Yazının birinci bölümünü "Ve bu iki inanç grubu, toplumsal bir barışın yol taşlarını birlikte döşemeli" diye bitirmiştim.

Çünkü:

Alevi'nin Sünni'ye, Sünni'nin Alevi'ye olan hassasiyetlerini kaşıyanlara ve bu iki inanç grubunu, amacına ulaşmak için kullananlara fırsat verilmemeliydi. Ama verildi.

Bu ülkenin harcında, inanç gruplarının tümünün katkısı olduğu unutulmamalıydı. Ama unutuldu.

Bu toplumun kültürel mayasında Hacı Bektaşi Veli'nin, Yunus Emre'nin, Mevlana'nın olduğu görülmeliydi. Ama görülmedi.

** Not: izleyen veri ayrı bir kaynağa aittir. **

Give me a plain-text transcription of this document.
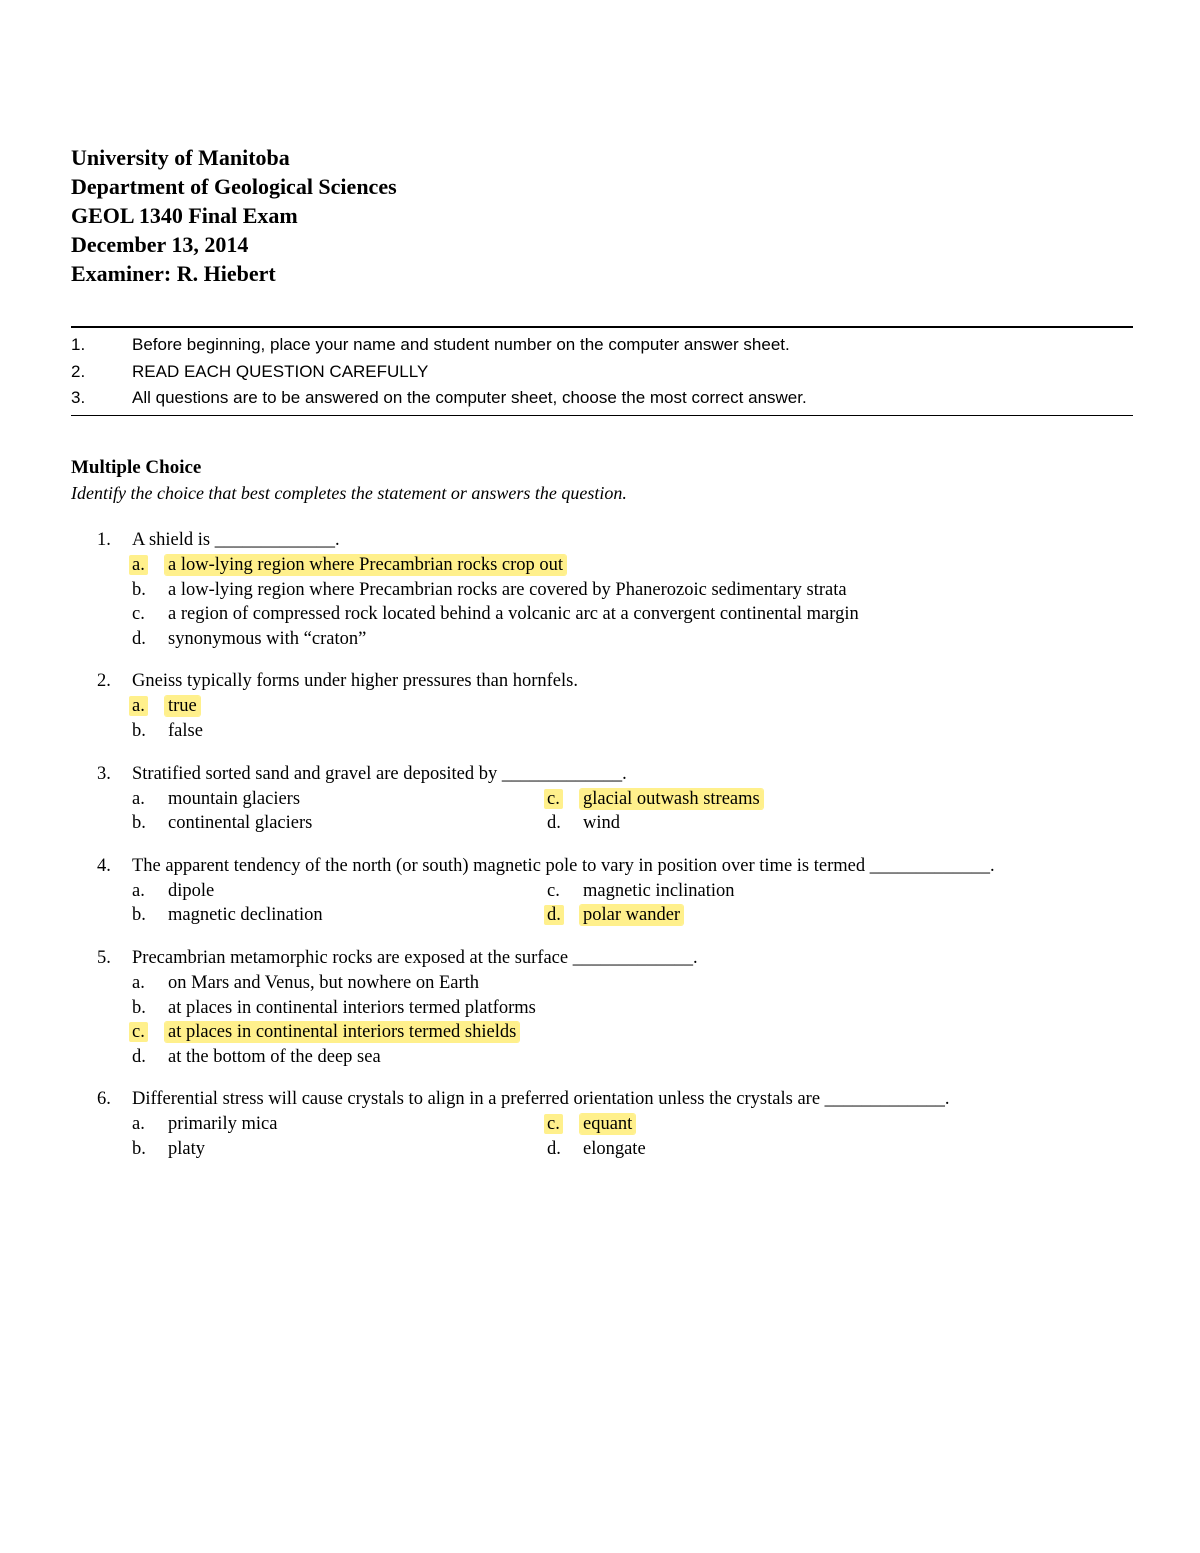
University of Manitoba
Department of Geological Sciences
GEOL 1340 Final Exam
December 13, 2014
Examiner: R. Hiebert
1.	Before beginning, place your name and student number on the computer answer sheet.
2.	READ EACH QUESTION CAREFULLY
3.	All questions are to be answered on the computer sheet, choose the most correct answer.
Multiple Choice
Identify the choice that best completes the statement or answers the question.
1.	A shield is _____________.
a.	a low-lying region where Precambrian rocks crop out
b.	a low-lying region where Precambrian rocks are covered by Phanerozoic sedimentary strata
c.	a region of compressed rock located behind a volcanic arc at a convergent continental margin
d.	synonymous with “craton”
2.	Gneiss typically forms under higher pressures than hornfels.
a.	true
b.	false
3.	Stratified sorted sand and gravel are deposited by _____________.
a.	mountain glaciers	c.	glacial outwash streams
b.	continental glaciers	d.	wind
4.	The apparent tendency of the north (or south) magnetic pole to vary in position over time is termed _____________.
a.	dipole	c.	magnetic inclination
b.	magnetic declination	d.	polar wander
5.	Precambrian metamorphic rocks are exposed at the surface _____________.
a.	on Mars and Venus, but nowhere on Earth
b.	at places in continental interiors termed platforms
c.	at places in continental interiors termed shields
d.	at the bottom of the deep sea
6.	Differential stress will cause crystals to align in a preferred orientation unless the crystals are _____________.
a.	primarily mica	c.	equant
b.	platy	d.	elongate
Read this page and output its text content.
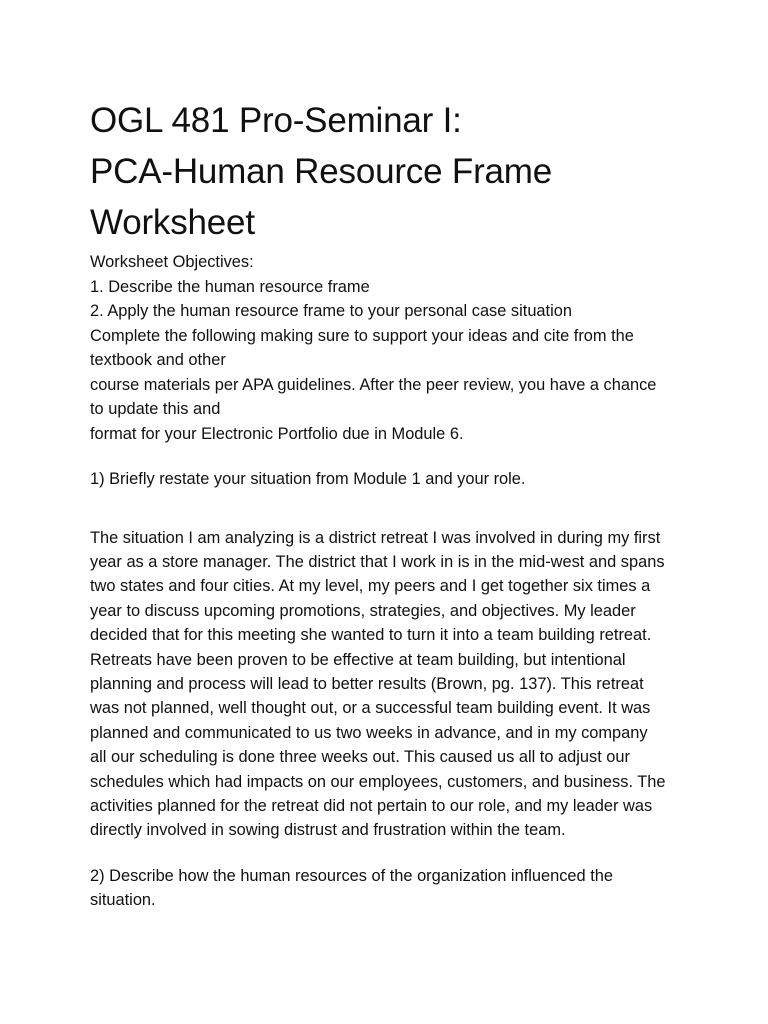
OGL 481 Pro-Seminar I:
PCA-Human Resource Frame
Worksheet
Worksheet Objectives:
1. Describe the human resource frame
2. Apply the human resource frame to your personal case situation
Complete the following making sure to support your ideas and cite from the
textbook and other
course materials per APA guidelines. After the peer review, you have a chance
to update this and
format for your Electronic Portfolio due in Module 6.
1) Briefly restate your situation from Module 1 and your role.
The situation I am analyzing is a district retreat I was involved in during my first
year as a store manager. The district that I work in is in the mid-west and spans
two states and four cities. At my level, my peers and I get together six times a
year to discuss upcoming promotions, strategies, and objectives. My leader
decided that for this meeting she wanted to turn it into a team building retreat.
Retreats have been proven to be effective at team building, but intentional
planning and process will lead to better results (Brown, pg. 137). This retreat
was not planned, well thought out, or a successful team building event. It was
planned and communicated to us two weeks in advance, and in my company
all our scheduling is done three weeks out. This caused us all to adjust our
schedules which had impacts on our employees, customers, and business. The
activities planned for the retreat did not pertain to our role, and my leader was
directly involved in sowing distrust and frustration within the team.
2) Describe how the human resources of the organization influenced the
situation.
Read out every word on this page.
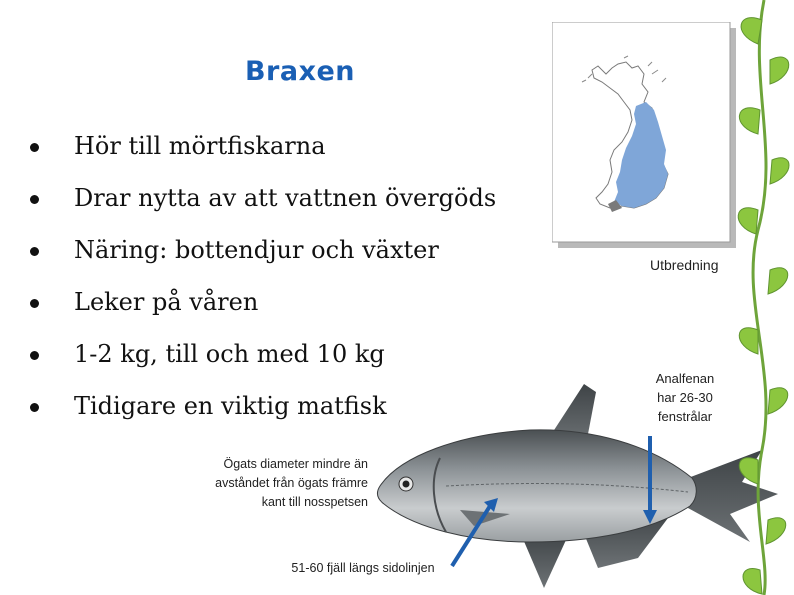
Braxen
Hör till mörtfiskarna
Drar nytta av att vattnen övergöds
Näring: bottendjur och växter
Leker på våren
1-2 kg, till och med 10 kg
Tidigare en viktig matfisk
Utbredning
Analfenan
har 26-30
fenstrålar
Ögats diameter mindre än
avståndet från ögats främre
kant till nosspetsen
51-60 fjäll längs sidolinjen
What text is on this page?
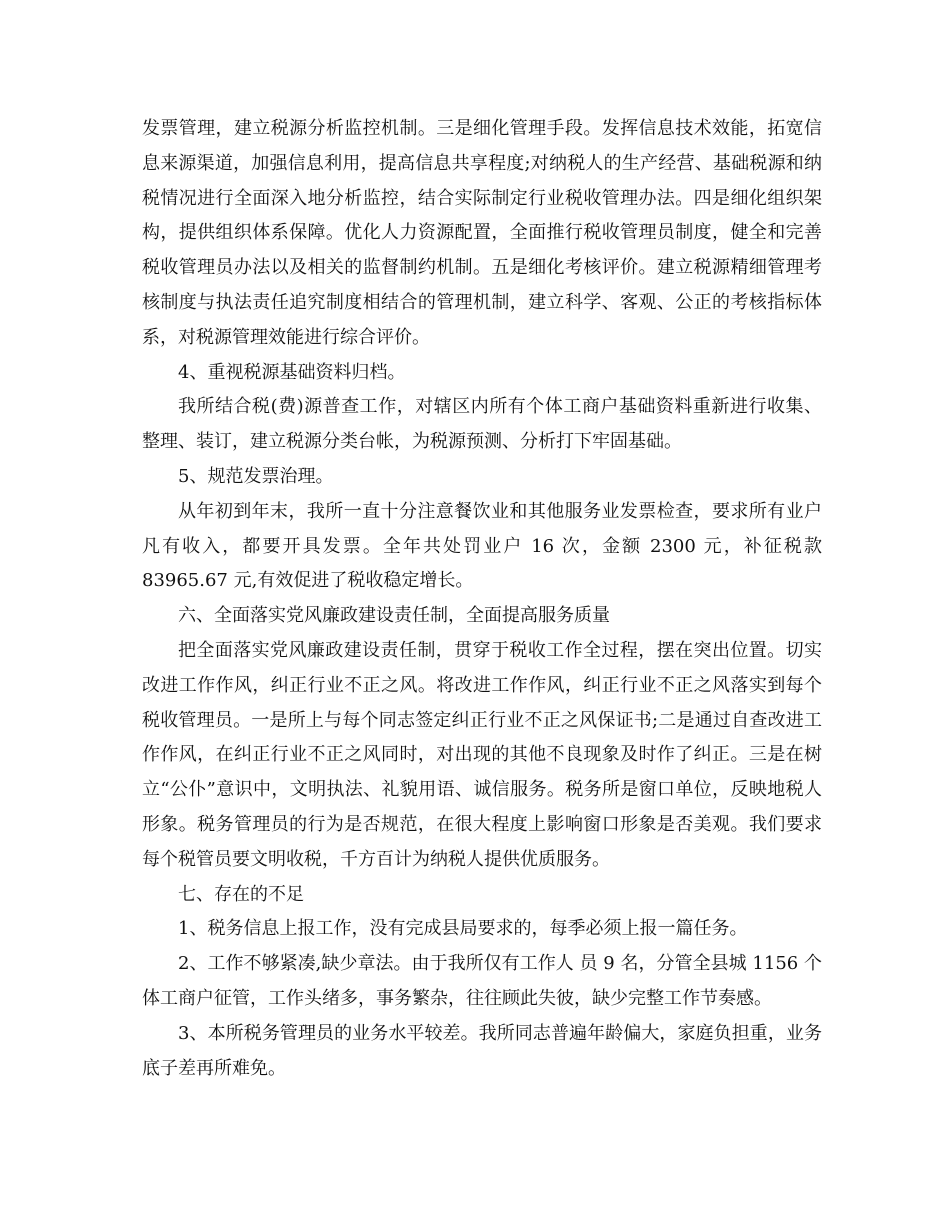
发票管理，建立税源分析监控机制。三是细化管理手段。发挥信息技术效能，拓宽信息来源渠道，加强信息利用，提高信息共享程度;对纳税人的生产经营、基础税源和纳税情况进行全面深入地分析监控，结合实际制定行业税收管理办法。四是细化组织架构，提供组织体系保障。优化人力资源配置，全面推行税收管理员制度，健全和完善税收管理员办法以及相关的监督制约机制。五是细化考核评价。建立税源精细管理考核制度与执法责任追究制度相结合的管理机制，建立科学、客观、公正的考核指标体系，对税源管理效能进行综合评价。

4、重视税源基础资料归档。

我所结合税(费)源普查工作，对辖区内所有个体工商户基础资料重新进行收集、整理、装订，建立税源分类台帐，为税源预测、分析打下牢固基础。

5、规范发票治理。

从年初到年末，我所一直十分注意餐饮业和其他服务业发票检查，要求所有业户凡有收入，都要开具发票。全年共处罚业户 16 次，金额 2300 元，补征税款83965.67 元,有效促进了税收稳定增长。

六、全面落实党风廉政建设责任制，全面提高服务质量

把全面落实党风廉政建设责任制，贯穿于税收工作全过程，摆在突出位置。切实改进工作作风，纠正行业不正之风。将改进工作作风，纠正行业不正之风落实到每个税收管理员。一是所上与每个同志签定纠正行业不正之风保证书;二是通过自查改进工作作风，在纠正行业不正之风同时，对出现的其他不良现象及时作了纠正。三是在树立“公仆”意识中，文明执法、礼貌用语、诚信服务。税务所是窗口单位，反映地税人形象。税务管理员的行为是否规范，在很大程度上影响窗口形象是否美观。我们要求每个税管员要文明收税，千方百计为纳税人提供优质服务。

七、存在的不足

1、税务信息上报工作，没有完成县局要求的，每季必须上报一篇任务。

2、工作不够紧凑,缺少章法。由于我所仅有工作人 员 9 名，分管全县城 1156 个体工商户征管，工作头绪多，事务繁杂，往往顾此失彼，缺少完整工作节奏感。

3、本所税务管理员的业务水平较差。我所同志普遍年龄偏大，家庭负担重，业务底子差再所难免。
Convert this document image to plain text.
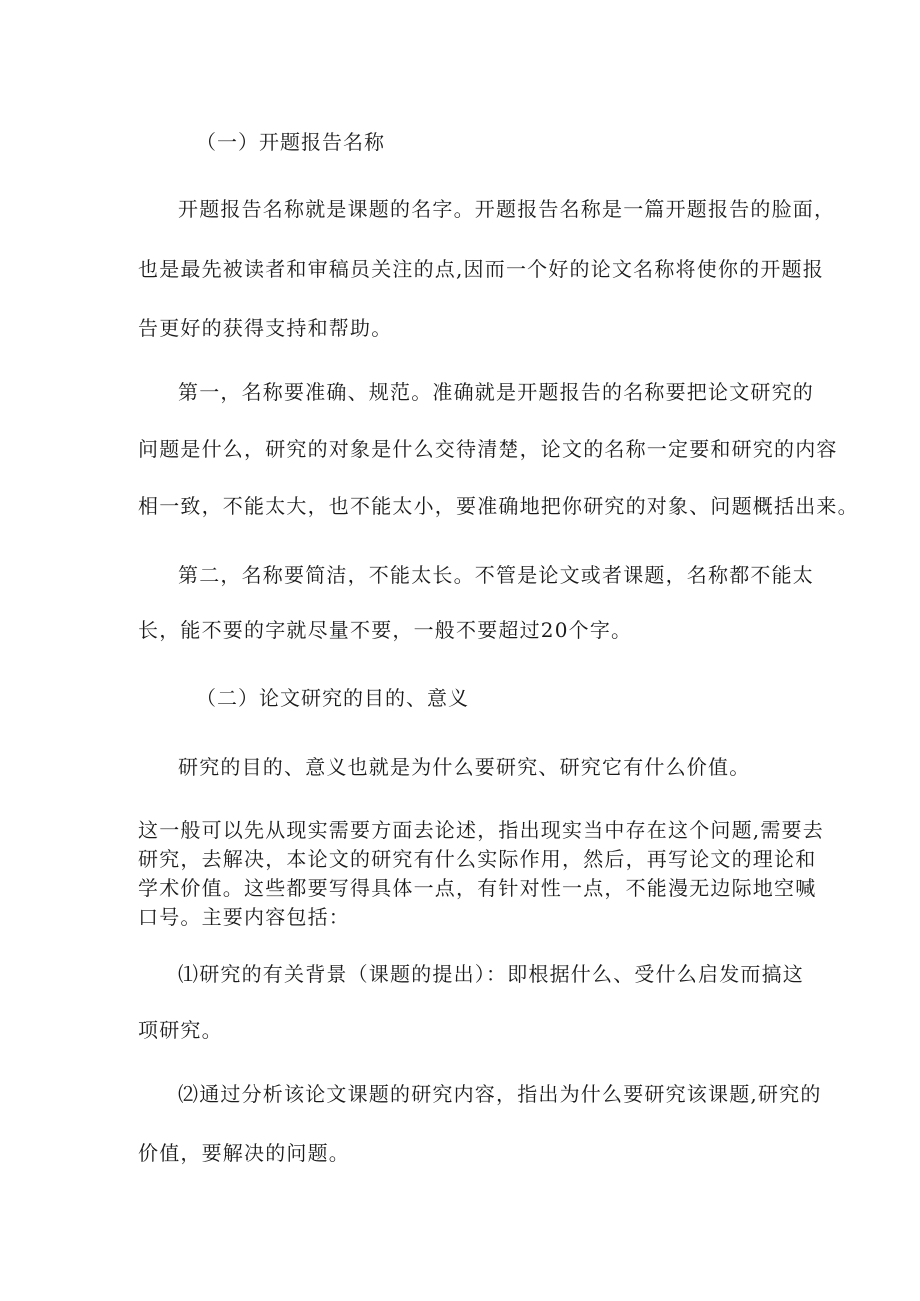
（一）开题报告名称
开题报告名称就是课题的名字。开题报告名称是一篇开题报告的脸面，
也是最先被读者和审稿员关注的点,因而一个好的论文名称将使你的开题报
告更好的获得支持和帮助。
第一，名称要准确、规范。准确就是开题报告的名称要把论文研究的
问题是什么，研究的对象是什么交待清楚，论文的名称一定要和研究的内容
相一致，不能太大，也不能太小，要准确地把你研究的对象、问题概括出来。
第二，名称要简洁，不能太长。不管是论文或者课题，名称都不能太
长，能不要的字就尽量不要，一般不要超过20个字。
（二）论文研究的目的、意义
研究的目的、意义也就是为什么要研究、研究它有什么价值。
这一般可以先从现实需要方面去论述，指出现实当中存在这个问题,需要去
研究，去解决，本论文的研究有什么实际作用，然后，再写论文的理论和
学术价值。这些都要写得具体一点，有针对性一点，不能漫无边际地空喊
口号。主要内容包括：
⑴研究的有关背景（课题的提出）：即根据什么、受什么启发而搞这
项研究。
⑵通过分析该论文课题的研究内容，指出为什么要研究该课题,研究的
价值，要解决的问题。
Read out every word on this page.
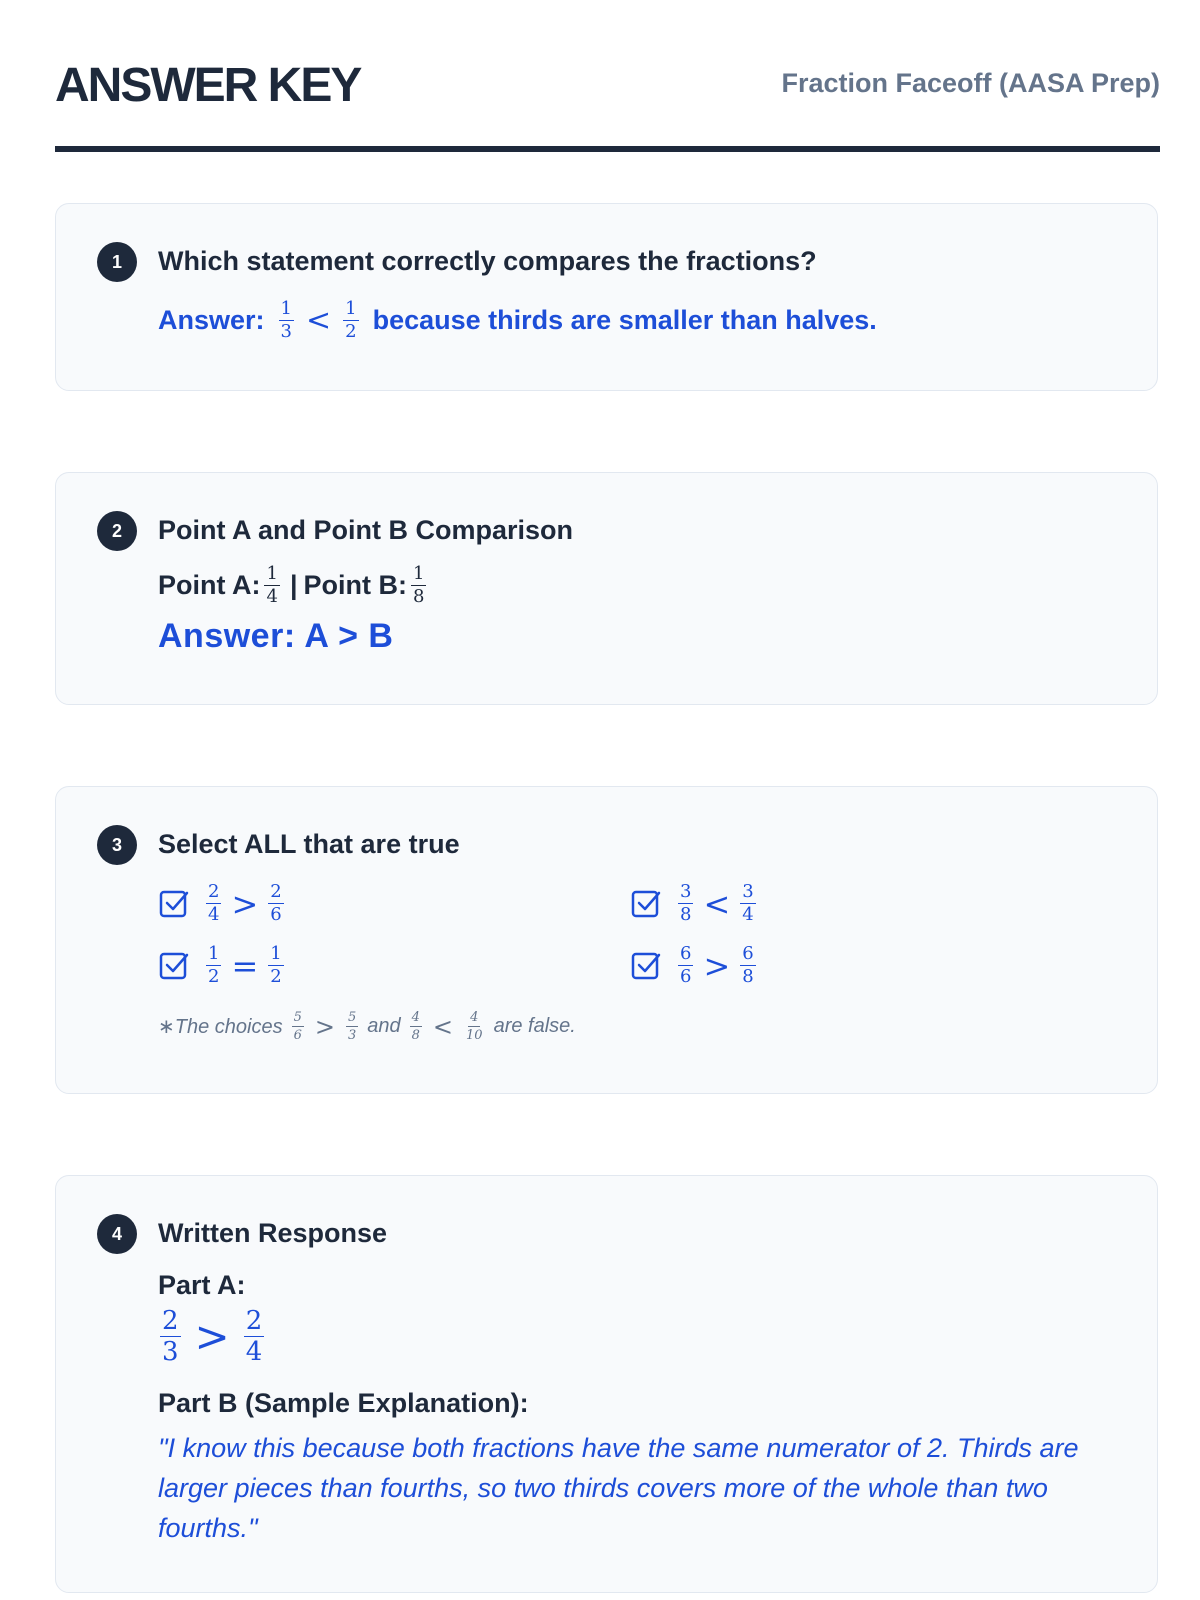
ANSWER KEY	Fraction Faceoff (AASA Prep)
1	Which statement correctly compares the fractions?
Answer: $\frac{1}{3} < \frac{1}{2}$ because thirds are smaller than halves.
2	Point A and Point B Comparison
Point A: $\frac{1}{4}$ | Point B: $\frac{1}{8}$
Answer: A > B
3	Select ALL that are true
$\frac{2}{4} > \frac{2}{6}$	$\frac{3}{8} < \frac{3}{4}$
$\frac{1}{2} = \frac{1}{2}$	$\frac{6}{6} > \frac{6}{8}$
∗The choices $\frac{5}{6} > \frac{5}{3}$ and $\frac{4}{8} < \frac{4}{10}$ are false.
4	Written Response
Part A:
$\frac{2}{3} > \frac{2}{4}$
Part B (Sample Explanation):
"I know this because both fractions have the same numerator of 2. Thirds are larger pieces than fourths, so two thirds covers more of the whole than two fourths."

Yani Alevi ve Sünni halk, bu oyunda figüran olarak kullanılmamalıydı. Ama kullanıldı.

Devlet, inanç gruplarını kışkırtanlara prim vermemeliydi. Ama verildi. Göz yummamalıydı. Ama yumuldu.

Yani devlet bir aymazlık içindeydi. Arkasında büyük bir tarihi geçmişi olan bu devletin o günkü yöneticileri büyük bir aymazlık içindeydi.

Bakın o günün, yani 1980'in Çorum Cumhuriyet Savcısı Ertem Türker ne diyor:

"Yeterince önlem alamadık. İdareciler aymazlık içindeydi. Birkaç gün önce Ankara'da Bakan Gün Sazak öldürülmüştü. Olaylar 'Çorum'a geliyorum' diye bağırıyordu. Çorum Valisini uyardım. Vali, Emniyet Müdürüne sordu. 'Korkmayın, tedbirini aldık' dedi. Olayların 'geliyorum' dediği dönemde, biz atış eğitimi ve talimi yapıyorduk, kim atış yapacak da akşam yemeğini alacak diye. Bu büyük bir aymazlıktı."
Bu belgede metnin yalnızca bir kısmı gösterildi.